Szkoły integracyjne szansą dla dzieci niepełnosprawnych
W sobotę przypada Światowy Dzień Osób Niepełnosprawnych. Jak podkreślają pedagodzy, szansą na przełamanie barier edukacyjnych dla osób niepełnosprawnych jest rozwój szkolnictwa integracyjnego.
03.12.2005 08:55
Integracyjny system kształcenia polega na umożliwieniu dzieciom i młodzieży niepełnosprawnej normalnego dorastania i nauki w gronie w pełni sprawnych rówieśników. W Europie przedszkola, szkoły podstawowe, a później gimnazja integracyjne bądź z oddziałami integracyjnymi powstały już w latach 60., a w Polsce podobne szkoły dopiero w latach 90.
Zgodnie z prawem, liczba uczniów w klasie szkoły integracyjnej nie powinna przekraczać 20 uczniów, a liczba uczniów z niepełnosprawnością w takiej klasie - nie może być większa od pięciu - wyjaśniła Ewa Kozłowska z Centrum Metodycznego Pomocy Psychologiczno-Pedagogicznej. W każdej klasie zajęcia powinny być prowadzone przez dwie osoby: nauczyciela i pedagoga wspierającego.
Jak podkreśliła pedagog szkolny Małgorzata Miller, w placówkach integracyjnych dzieci sprawne przyzwyczajają się do naturalnego przebywania ze swoimi nie w pełni sprawnymi kolegami.
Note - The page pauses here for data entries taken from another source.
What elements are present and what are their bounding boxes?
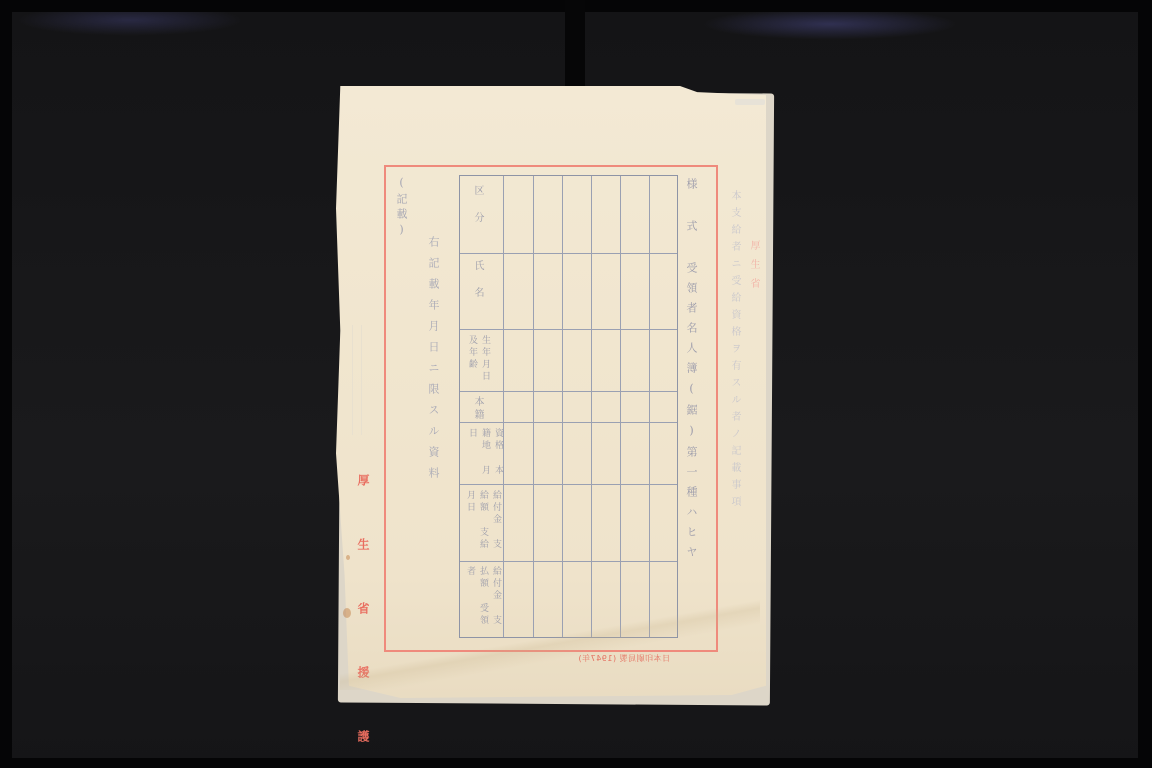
printer-imprint: 日本印刷局製 (1947年)	[578, 653, 670, 664]
row-header-category: 区 分	[470, 185, 485, 255]
table-col-divider	[533, 176, 534, 637]
table-col-divider	[620, 176, 621, 637]
frame-bottom-edge	[0, 758, 1152, 768]
row-header-domicile: 本籍	[470, 396, 485, 424]
bleed-through-text: 本支給者ニ受給資格ヲ有スル者ノ記載事項	[727, 190, 742, 513]
table-col-divider	[649, 176, 650, 637]
table-row-divider	[460, 329, 677, 330]
paper-stain	[343, 608, 351, 618]
note-text: 右記載年月日ニ限スル資料	[425, 236, 441, 488]
table-col-divider	[591, 176, 592, 637]
row-header-recipient: 給付金 支払額 受領者	[464, 566, 503, 636]
paper-stain	[346, 555, 350, 560]
form-title: 様 式 受領者名人簿(鋸)第一種ハヒヤ	[683, 178, 699, 566]
red-issuer-stamp: 厚 生 省 援 護	[355, 474, 372, 761]
frame-right-edge	[1138, 0, 1152, 768]
binding-thread	[352, 325, 362, 435]
table-row-divider	[460, 561, 677, 562]
row-header-birthdate: 生年月日 及年齢	[466, 335, 492, 385]
row-header-qualification: 資格 本籍地 月日	[466, 428, 505, 483]
table-row-divider	[460, 253, 677, 254]
table-col-divider	[562, 176, 563, 637]
note-label: (記載)	[393, 176, 409, 240]
table-row-divider	[460, 422, 677, 423]
table-col-divider	[503, 176, 504, 637]
bleed-through-red-text: 厚生省	[746, 240, 761, 297]
row-header-name: 氏 名	[470, 260, 485, 330]
torn-corner	[735, 99, 765, 105]
frame-left-edge	[0, 0, 12, 768]
row-header-payment-amount: 給付金 支給額 支給月日	[464, 490, 503, 560]
table-row-divider	[460, 484, 677, 485]
table-row-divider	[460, 391, 677, 392]
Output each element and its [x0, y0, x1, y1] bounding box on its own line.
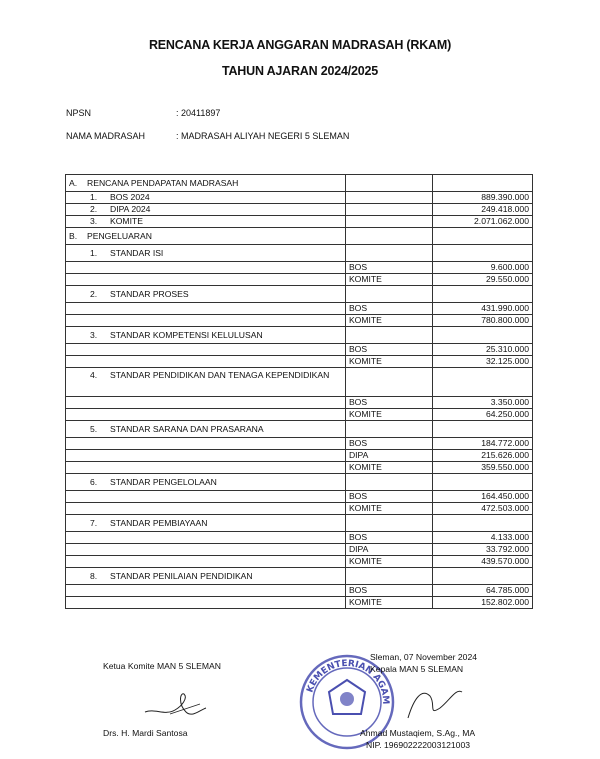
standard-title: 6.STANDAR PENGELOLAAN: [66, 474, 346, 491]
funding-source: BOS: [345, 344, 432, 356]
income-amount: 889.390.000: [432, 192, 532, 204]
standard-label: STANDAR SARANA DAN PRASARANA: [110, 424, 264, 434]
funding-source: BOS: [345, 532, 432, 544]
expense-amount: 33.792.000: [432, 544, 532, 556]
document-subtitle: TAHUN AJARAN 2024/2025: [0, 64, 600, 78]
empty-cell: [66, 532, 346, 544]
expense-row: BOS431.990.000: [66, 303, 533, 315]
standard-number: 6.: [90, 474, 110, 490]
expense-row: BOS64.785.000: [66, 585, 533, 597]
standard-title: 1.STANDAR ISI: [66, 245, 346, 262]
empty-cell: [345, 204, 432, 216]
standard-number: 5.: [90, 421, 110, 437]
empty-cell: [66, 303, 346, 315]
funding-source: KOMITE: [345, 556, 432, 568]
standard-header-row: 4.STANDAR PENDIDIKAN DAN TENAGA KEPENDID…: [66, 368, 533, 397]
expense-amount: 359.550.000: [432, 462, 532, 474]
income-label: 1.BOS 2024: [66, 192, 346, 204]
empty-cell: [432, 327, 532, 344]
income-label: 2.DIPA 2024: [66, 204, 346, 216]
committee-chair-title: Ketua Komite MAN 5 SLEMAN: [103, 661, 221, 671]
document-title: RENCANA KERJA ANGGARAN MADRASAH (RKAM): [0, 38, 600, 52]
funding-source: BOS: [345, 585, 432, 597]
section-title: PENGELUARAN: [87, 231, 152, 241]
empty-cell: [432, 421, 532, 438]
expense-row: KOMITE64.250.000: [66, 409, 533, 421]
section-b-title: B.PENGELUARAN: [66, 228, 346, 245]
expense-amount: 25.310.000: [432, 344, 532, 356]
expense-row: KOMITE32.125.000: [66, 356, 533, 368]
empty-cell: [432, 175, 532, 192]
expense-row: KOMITE359.550.000: [66, 462, 533, 474]
item-number: 1.: [90, 192, 110, 203]
income-amount: 249.418.000: [432, 204, 532, 216]
standard-header-row: 1.STANDAR ISI: [66, 245, 533, 262]
standard-number: 1.: [90, 245, 110, 261]
funding-source: BOS: [345, 438, 432, 450]
funding-source: BOS: [345, 397, 432, 409]
expense-amount: 29.550.000: [432, 274, 532, 286]
empty-cell: [66, 450, 346, 462]
expense-amount: 32.125.000: [432, 356, 532, 368]
madrasah-name-value: : MADRASAH ALIYAH NEGERI 5 SLEMAN: [176, 131, 349, 141]
empty-cell: [345, 474, 432, 491]
standard-label: STANDAR PENDIDIKAN DAN TENAGA KEPENDIDIK…: [110, 370, 329, 380]
empty-cell: [66, 544, 346, 556]
standard-title: 5.STANDAR SARANA DAN PRASARANA: [66, 421, 346, 438]
expense-amount: 3.350.000: [432, 397, 532, 409]
empty-cell: [66, 585, 346, 597]
empty-cell: [345, 286, 432, 303]
expense-amount: 64.785.000: [432, 585, 532, 597]
funding-source: BOS: [345, 491, 432, 503]
expense-amount: 431.990.000: [432, 303, 532, 315]
empty-cell: [66, 503, 346, 515]
standard-header-row: 8.STANDAR PENILAIAN PENDIDIKAN: [66, 568, 533, 585]
income-label: 3.KOMITE: [66, 216, 346, 228]
standard-title: 8.STANDAR PENILAIAN PENDIDIKAN: [66, 568, 346, 585]
expense-amount: 64.250.000: [432, 409, 532, 421]
standard-title: 3.STANDAR KOMPETENSI KELULUSAN: [66, 327, 346, 344]
section-a-title: A.RENCANA PENDAPATAN MADRASAH: [66, 175, 346, 192]
section-letter: B.: [69, 228, 87, 244]
expense-amount: 215.626.000: [432, 450, 532, 462]
expense-row: DIPA33.792.000: [66, 544, 533, 556]
expense-amount: 9.600.000: [432, 262, 532, 274]
expense-amount: 472.503.000: [432, 503, 532, 515]
empty-cell: [345, 368, 432, 397]
madrasah-name-row: NAMA MADRASAH: MADRASAH ALIYAH NEGERI 5 …: [66, 131, 349, 141]
section-title: RENCANA PENDAPATAN MADRASAH: [87, 178, 238, 188]
expense-row: KOMITE780.800.000: [66, 315, 533, 327]
principal-signature-icon: [400, 678, 470, 728]
empty-cell: [432, 474, 532, 491]
empty-cell: [66, 356, 346, 368]
standard-label: STANDAR PENGELOLAAN: [110, 477, 217, 487]
section-a-header: A.RENCANA PENDAPATAN MADRASAH: [66, 175, 533, 192]
principal-name: Ahmad Mustaqiem, S.Ag., MA: [360, 728, 475, 738]
funding-source: BOS: [345, 303, 432, 315]
section-b-header: B.PENGELUARAN: [66, 228, 533, 245]
madrasah-name-label: NAMA MADRASAH: [66, 131, 176, 141]
empty-cell: [66, 344, 346, 356]
income-row: 3.KOMITE2.071.062.000: [66, 216, 533, 228]
standard-header-row: 6.STANDAR PENGELOLAAN: [66, 474, 533, 491]
empty-cell: [66, 462, 346, 474]
funding-source: KOMITE: [345, 597, 432, 609]
empty-cell: [345, 327, 432, 344]
standard-label: STANDAR PEMBIAYAAN: [110, 518, 207, 528]
expense-amount: 164.450.000: [432, 491, 532, 503]
standard-header-row: 5.STANDAR SARANA DAN PRASARANA: [66, 421, 533, 438]
standard-title: 4.STANDAR PENDIDIKAN DAN TENAGA KEPENDID…: [66, 368, 346, 397]
expense-row: KOMITE29.550.000: [66, 274, 533, 286]
standard-number: 7.: [90, 515, 110, 531]
empty-cell: [66, 262, 346, 274]
funding-source: KOMITE: [345, 409, 432, 421]
expense-row: BOS25.310.000: [66, 344, 533, 356]
expense-row: BOS184.772.000: [66, 438, 533, 450]
empty-cell: [345, 216, 432, 228]
npsn-row: NPSN: 20411897: [66, 108, 220, 118]
empty-cell: [432, 368, 532, 397]
committee-chair-name: Drs. H. Mardi Santosa: [103, 728, 188, 738]
income-row: 1.BOS 2024889.390.000: [66, 192, 533, 204]
item-number: 3.: [90, 216, 110, 227]
signing-date: Sleman, 07 November 2024: [370, 652, 477, 662]
principal-title: Kepala MAN 5 SLEMAN: [370, 664, 463, 674]
empty-cell: [345, 515, 432, 532]
expense-amount: 4.133.000: [432, 532, 532, 544]
funding-source: KOMITE: [345, 503, 432, 515]
empty-cell: [345, 245, 432, 262]
empty-cell: [66, 556, 346, 568]
expense-row: BOS164.450.000: [66, 491, 533, 503]
expense-row: DIPA215.626.000: [66, 450, 533, 462]
funding-source: DIPA: [345, 544, 432, 556]
standard-title: 7.STANDAR PEMBIAYAAN: [66, 515, 346, 532]
item-label: KOMITE: [110, 216, 143, 226]
expense-amount: 780.800.000: [432, 315, 532, 327]
item-label: BOS 2024: [110, 192, 150, 202]
expense-row: KOMITE472.503.000: [66, 503, 533, 515]
empty-cell: [66, 597, 346, 609]
empty-cell: [432, 568, 532, 585]
item-number: 2.: [90, 204, 110, 215]
standard-header-row: 3.STANDAR KOMPETENSI KELULUSAN: [66, 327, 533, 344]
expense-row: KOMITE152.802.000: [66, 597, 533, 609]
standard-header-row: 2.STANDAR PROSES: [66, 286, 533, 303]
expense-row: BOS4.133.000: [66, 532, 533, 544]
empty-cell: [432, 286, 532, 303]
income-row: 2.DIPA 2024249.418.000: [66, 204, 533, 216]
funding-source: KOMITE: [345, 274, 432, 286]
empty-cell: [345, 228, 432, 245]
expense-row: BOS3.350.000: [66, 397, 533, 409]
budget-table: A.RENCANA PENDAPATAN MADRASAH1.BOS 20248…: [65, 174, 533, 609]
committee-signature-icon: [140, 690, 210, 726]
standard-label: STANDAR PENILAIAN PENDIDIKAN: [110, 571, 253, 581]
empty-cell: [345, 175, 432, 192]
principal-nip: NIP. 196902222003121003: [366, 740, 470, 750]
npsn-label: NPSN: [66, 108, 176, 118]
funding-source: DIPA: [345, 450, 432, 462]
empty-cell: [66, 315, 346, 327]
standard-number: 4.: [90, 370, 110, 381]
empty-cell: [345, 421, 432, 438]
empty-cell: [66, 397, 346, 409]
funding-source: KOMITE: [345, 462, 432, 474]
npsn-value: : 20411897: [176, 108, 220, 118]
empty-cell: [66, 438, 346, 450]
funding-source: KOMITE: [345, 356, 432, 368]
expense-amount: 439.570.000: [432, 556, 532, 568]
expense-amount: 152.802.000: [432, 597, 532, 609]
expense-row: BOS9.600.000: [66, 262, 533, 274]
standard-number: 2.: [90, 286, 110, 302]
funding-source: KOMITE: [345, 315, 432, 327]
funding-source: BOS: [345, 262, 432, 274]
standard-number: 8.: [90, 568, 110, 584]
section-letter: A.: [69, 175, 87, 191]
empty-cell: [432, 515, 532, 532]
standard-title: 2.STANDAR PROSES: [66, 286, 346, 303]
empty-cell: [66, 491, 346, 503]
empty-cell: [345, 192, 432, 204]
standard-label: STANDAR KOMPETENSI KELULUSAN: [110, 330, 263, 340]
empty-cell: [345, 568, 432, 585]
empty-cell: [66, 409, 346, 421]
standard-header-row: 7.STANDAR PEMBIAYAAN: [66, 515, 533, 532]
standard-label: STANDAR PROSES: [110, 289, 189, 299]
empty-cell: [432, 245, 532, 262]
item-label: DIPA 2024: [110, 204, 150, 214]
expense-amount: 184.772.000: [432, 438, 532, 450]
empty-cell: [66, 274, 346, 286]
expense-row: KOMITE439.570.000: [66, 556, 533, 568]
standard-label: STANDAR ISI: [110, 248, 163, 258]
standard-number: 3.: [90, 327, 110, 343]
empty-cell: [432, 228, 532, 245]
income-amount: 2.071.062.000: [432, 216, 532, 228]
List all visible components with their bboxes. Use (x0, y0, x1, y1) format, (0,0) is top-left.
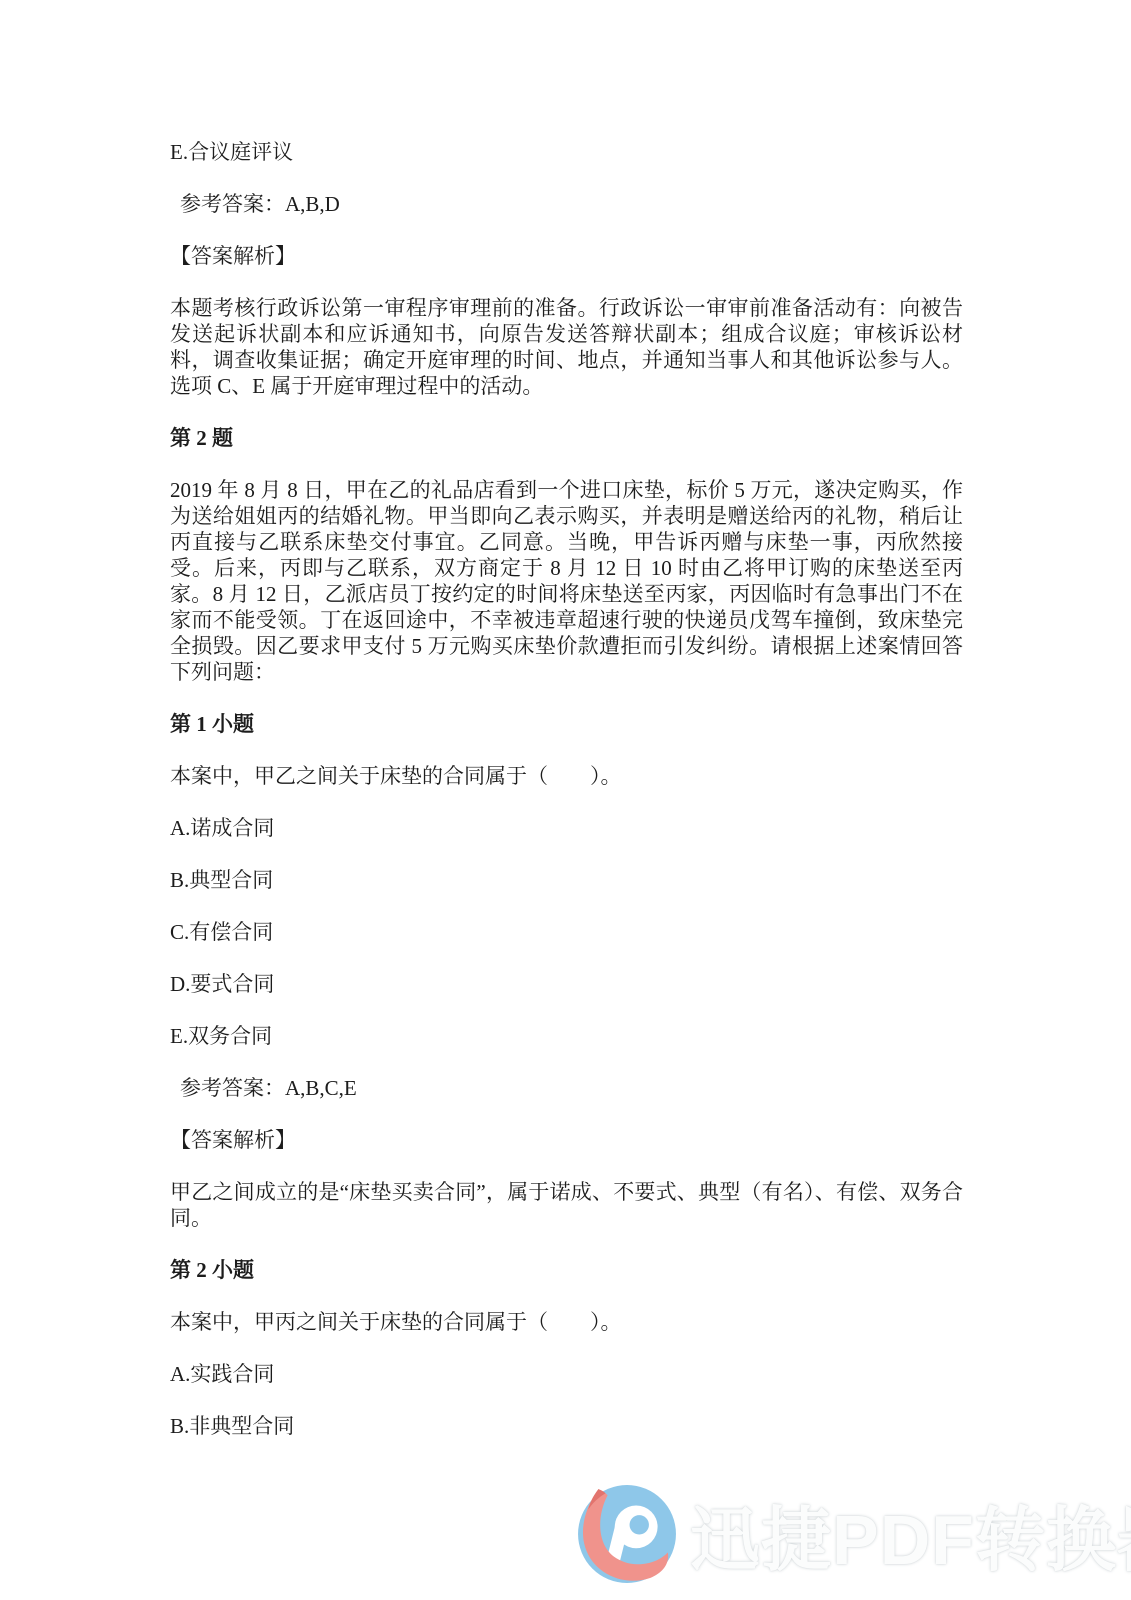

Dziecko sprawne w takiej szkole uczy się pomagać innym w zwykłych codziennych sytuacjach - wyjaśniła Miller.
Jak dodała, rodzice dzieci sprawnych czasem obawiają się wysłać je do szkoły integracyjnej, bo myślą, że jest w nich niższy niż w "zwykłych" szkołach poziom nauki. To jednak nieprawda - poziom nauki ucznia szkoły integracyjnej jest dostosowany do jego indywidualnych możliwości i tempa przyswajania wiedzy - zaznaczyła Miller.
Sprawni uczniowie szkół z klasami integracyjnymi nabywają dzięki niepełnosprawnym kolegom cenne umiejętności, takie jak np. posługiwanie się językiem migowym. Zaczęłam uczyć się "migać" trzy lata temu, żeby być aktorką w naszym szkolnym teatrze. Bardzo mi się to podoba - czasem nawet plotkujemy na "migi" z koleżankami, mimo że obie nie mamy problemu z mówieniem - powiedziała Kasia z 6. klasy podstawówki Zespołu Szkół nr 56 w Warszawie.
Wciąż jednak tylko co piąty uczeń niepełnosprawny korzysta z tej formy edukacji. Pozostali nadal uczęszczają do szkół specjalnych - przeznaczonych tylko dla dzieci niepełnosprawnych - lub ogólnodostępnych, w których często nie poświęca się uczniom niepełnosprawnym dostatecznej uwagi.
Trudna sytuacja dotyczy zwłaszcza mniejszych miejscowości. 21- letni Darek z Mysłowic, chory na porażenie mózgowe, nie mógł chodzić do szkoły podstawowej, gdyż w okolicy nie było szkoły dostosowanej do potrzeb niepełnosprawnych ruchowo. Darek pobierał więc indywidualne lekcje w domu.
W szkole średniej było nieco lepiej - dyrekcja zgodziła się przyjąć mnie i koleżankę na zajęcia w szkole. Nie uczyłem się więc sam, tylko we dwójkę, ale przez całe liceum brakowało mi kontaktu z kolegami - wyjaśnił.
Według danych Centrum Metodycznego Pomocy Psychologiczno- Pedagogicznej (CMPPM) od kilku lat stale wzrasta liczba oświatowych placówek integracyjnych (przedszkoli i szkół podstawowych, gimnazjalnych i ponadgimnazjalnych) - w tym roku jest ich 1500, czyli o ponad 200 więcej niż w ubiegłym.